Australia’s car theft boom has turned professional and your driveway is now the showroom.

You’d think forking out six figures on a new car might buy you some peace of mind. Instead, in Australia in 2026, it buys you a spot on someone’s shopping list.

The best car to buy to have your own version of Gone in 60 Seconds is a Toyota LandCruiser. In Victoria alone, about two and a half a day disappear. That’s up 201 per cent on the year before.

If you live in Maribyrnong, there’s a man in your street now with a laptop and a $300 OBD plug who can clone your key in 90 seconds and have the thing in a shipping container before you have finished dinner. Recovery rate? Zilch. Your LandCruiser is halfway to Dubai before the police file the report.

Victoria take the title

Look, the race to the grand theft auto finals used to be tough.

Up to 2023, Queensland held the top spot in raw police-recorded thefts (20,153 vs Victoria’s 18,259), but just like the Lions took Victorian teams out of the AFL premiership, the Garden State has surged past the banana benders.

The shift is almost entirely driven by key-cloning technology hitting Victoria harder than anywhere else.

Now it’s not even close.

Between 2018 and 2023, Victorians were stealing 42 per cent more cars than NSW.

Come 2025, in a result for the ages, the gum suckers did a 123 per cent better job.

The Insurance Council of Australia awarded Victoria “the country’s car crime leader”. Every other state failed miserably. But Victoria’s claims increased in 2025 – up 59 per cent to 12,000 claims costing $223m.

Same ute, different odds

OK. If you’re just looking for a podium without the expense of a first place, here’s the form guide.

One in every 211 HiLuxes in Victoria was pinched last year.

Toyota HiLux


Toyota HiLux
The identical ute with a different name, the Ford Ranger? Only one in 807 went for a late-night drive. Same ute buyer, same driveway, wildly different odds. If you want to keep your ute, buy Ford.

Prestige targets

Of course, the BMW X5 leads the European theft count, followed by the Land Rover Discovery and a combined 119 Audis across the Q5, Q7, A4 and Q3.

The BMW X5


The BMW X5
The method is either a relay attack on your keyless fob – amplified through the front wall while you sleep – or the more direct approach: break into the house, take the keys off the hall table, drive away.

This is now routine.

The robbers don’t operate in their own postcodes. They drive to yours.
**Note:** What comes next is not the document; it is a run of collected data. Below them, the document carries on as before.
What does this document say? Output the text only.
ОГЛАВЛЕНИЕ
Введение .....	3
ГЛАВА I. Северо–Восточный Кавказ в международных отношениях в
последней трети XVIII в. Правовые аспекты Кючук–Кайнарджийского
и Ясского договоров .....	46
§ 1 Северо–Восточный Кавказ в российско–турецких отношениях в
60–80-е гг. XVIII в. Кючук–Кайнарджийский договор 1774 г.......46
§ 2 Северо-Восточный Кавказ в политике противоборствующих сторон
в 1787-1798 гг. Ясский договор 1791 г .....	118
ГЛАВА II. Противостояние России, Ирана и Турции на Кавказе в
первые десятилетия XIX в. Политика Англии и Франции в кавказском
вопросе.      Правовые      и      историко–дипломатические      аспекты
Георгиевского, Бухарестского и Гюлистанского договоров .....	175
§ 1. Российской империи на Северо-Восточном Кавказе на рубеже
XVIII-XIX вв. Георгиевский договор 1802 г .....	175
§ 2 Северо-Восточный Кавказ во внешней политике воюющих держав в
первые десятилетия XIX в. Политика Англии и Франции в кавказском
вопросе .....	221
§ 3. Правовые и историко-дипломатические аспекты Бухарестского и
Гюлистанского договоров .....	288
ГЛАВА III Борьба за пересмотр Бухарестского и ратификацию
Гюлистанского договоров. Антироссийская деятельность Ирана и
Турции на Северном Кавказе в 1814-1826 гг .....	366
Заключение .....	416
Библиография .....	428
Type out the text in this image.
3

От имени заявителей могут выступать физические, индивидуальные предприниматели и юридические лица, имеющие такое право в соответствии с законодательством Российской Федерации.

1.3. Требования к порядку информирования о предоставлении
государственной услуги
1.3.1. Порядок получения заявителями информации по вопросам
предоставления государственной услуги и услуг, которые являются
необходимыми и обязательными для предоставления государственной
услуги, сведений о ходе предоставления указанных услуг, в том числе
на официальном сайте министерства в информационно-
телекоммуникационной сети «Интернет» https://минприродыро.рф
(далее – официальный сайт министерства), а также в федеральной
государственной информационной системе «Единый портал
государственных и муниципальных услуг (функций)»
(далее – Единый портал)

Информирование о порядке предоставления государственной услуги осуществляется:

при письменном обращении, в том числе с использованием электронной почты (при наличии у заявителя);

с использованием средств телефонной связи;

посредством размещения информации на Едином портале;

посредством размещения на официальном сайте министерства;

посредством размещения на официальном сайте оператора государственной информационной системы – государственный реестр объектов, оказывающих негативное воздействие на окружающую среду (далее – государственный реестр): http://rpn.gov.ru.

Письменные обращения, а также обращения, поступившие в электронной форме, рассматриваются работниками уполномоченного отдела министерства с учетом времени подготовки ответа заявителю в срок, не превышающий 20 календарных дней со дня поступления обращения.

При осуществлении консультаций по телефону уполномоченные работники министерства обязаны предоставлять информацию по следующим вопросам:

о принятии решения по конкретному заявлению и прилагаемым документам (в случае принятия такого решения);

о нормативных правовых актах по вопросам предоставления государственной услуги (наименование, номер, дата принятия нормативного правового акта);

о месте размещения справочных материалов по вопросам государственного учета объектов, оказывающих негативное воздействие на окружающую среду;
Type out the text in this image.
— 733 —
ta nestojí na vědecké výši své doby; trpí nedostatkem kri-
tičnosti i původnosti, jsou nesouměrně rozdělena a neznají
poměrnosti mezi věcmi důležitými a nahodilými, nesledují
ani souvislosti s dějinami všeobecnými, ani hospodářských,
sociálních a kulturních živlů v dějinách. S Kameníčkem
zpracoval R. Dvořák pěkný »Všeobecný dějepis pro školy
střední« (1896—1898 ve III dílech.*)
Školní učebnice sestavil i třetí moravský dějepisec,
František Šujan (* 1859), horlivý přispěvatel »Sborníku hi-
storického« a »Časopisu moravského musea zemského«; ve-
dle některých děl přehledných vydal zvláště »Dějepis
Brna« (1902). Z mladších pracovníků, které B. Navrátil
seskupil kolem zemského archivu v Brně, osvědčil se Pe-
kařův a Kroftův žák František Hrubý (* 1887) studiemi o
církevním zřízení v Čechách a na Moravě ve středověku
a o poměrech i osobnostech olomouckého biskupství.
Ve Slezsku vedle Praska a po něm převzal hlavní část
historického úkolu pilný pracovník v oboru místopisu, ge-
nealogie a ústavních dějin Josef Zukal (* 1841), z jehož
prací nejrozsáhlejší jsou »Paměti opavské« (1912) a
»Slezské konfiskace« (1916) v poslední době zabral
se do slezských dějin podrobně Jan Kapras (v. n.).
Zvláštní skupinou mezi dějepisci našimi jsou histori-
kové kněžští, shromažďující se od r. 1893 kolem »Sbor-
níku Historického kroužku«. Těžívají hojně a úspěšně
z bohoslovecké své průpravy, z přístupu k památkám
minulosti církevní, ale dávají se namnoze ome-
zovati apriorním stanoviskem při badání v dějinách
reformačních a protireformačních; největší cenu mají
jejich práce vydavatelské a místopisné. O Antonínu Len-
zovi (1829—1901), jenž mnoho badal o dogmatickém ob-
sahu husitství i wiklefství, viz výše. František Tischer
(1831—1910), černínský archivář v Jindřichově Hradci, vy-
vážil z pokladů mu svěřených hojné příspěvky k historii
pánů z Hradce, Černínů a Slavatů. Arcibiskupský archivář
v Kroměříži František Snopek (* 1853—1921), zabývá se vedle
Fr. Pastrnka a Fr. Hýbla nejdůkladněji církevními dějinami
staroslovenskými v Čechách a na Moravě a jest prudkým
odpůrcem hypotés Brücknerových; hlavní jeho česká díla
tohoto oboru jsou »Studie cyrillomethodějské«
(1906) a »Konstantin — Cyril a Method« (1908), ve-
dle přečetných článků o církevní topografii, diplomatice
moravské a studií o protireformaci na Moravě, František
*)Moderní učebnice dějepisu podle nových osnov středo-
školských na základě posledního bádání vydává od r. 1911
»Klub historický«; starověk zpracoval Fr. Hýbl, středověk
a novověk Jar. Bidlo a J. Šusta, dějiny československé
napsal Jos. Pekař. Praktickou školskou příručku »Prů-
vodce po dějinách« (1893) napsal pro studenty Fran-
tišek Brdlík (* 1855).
The nicer the suburb, the wider the driveway, the more convenient the keyless entry – the better the shopping.

In the beachside Sydney suburb of Glamarama where economic pressures have seen Selleys Spakfilla replace the Newtox Botox in keeping expressions on vacation and faces even more plastic, car crooks have been doing whole streets at a time.

Because it’s Sydney, they come with the mandatory tatts, masks and, of course, large crowbars. A strong deterrent to investment bankers playing hero.

The enthusiast tax

Then there’s the enthusiast tax. This is where theft becomes a parts business.

The Subaru WRX is the star. With just over 28,000 on the road, more than 200 were stolen in nine months. That’s roughly one in 139. The Toyota 86 isn’t far behind.

These cars aren’t being exported. They’re being dismantled.

Subaru WRX


Subaru WRX
Turbochargers, brakes, panels, interiors – all worth more individually than the car is as a whole. The aftermarket doesn’t ask too many questions. Private equity is probably looking at the business model now.

In a country (i.e. this one) where parts are about 300 per cent higher than they should be and normal delivery time is two weeks, demand and margins are high and the chances of getting lumbered are low.

Survival guide

Our advice is either to buy a shitbox or an EV (the same thing), lock your car, lock your keys in a Faraday pouch, bolt an OBD port lock under the dashboard and hide your head under the pillow. Welcome to car ownership in 2026.

BMW insights

Our lively BMW discussions including insights into would-be tomato grower, BMW CEO Vikram Pawah, have started an email tsunami.

Basically, your letters fall into two categories: certain models, particularly older Beemers, are reliability landmines. Like many of us, the tech does age badly.

Commentators highlight BMWs as “rolling networks” of modules, sensors and software that are superb new but a liability in middle age, with failing electronics, infotainment glitches and expensive adaptive suspension/safety tech.

This supports a “the ultimate driving machine becomes the ultimate warning light Christmas tree” angle.

And then there’s depreciation. Analysis points to high MSRPs, lease-heavy sales and high insurance/repair costs driving brutal depreciation once the warranty ends.

BMW has engineered a three-to-five-year love affair followed by a long, expensive divorce for the second owner.

Worth remembering

As the wonderful machineswithsouls.com quaintly puts it:

“Remember, long after the lust of a new car has faded, you’ll be left with the monthly payments. Whether those payments are a little or a lot, it’s you who must live with the lump of metal attached to them” ... if it hasn’t been stolen by then.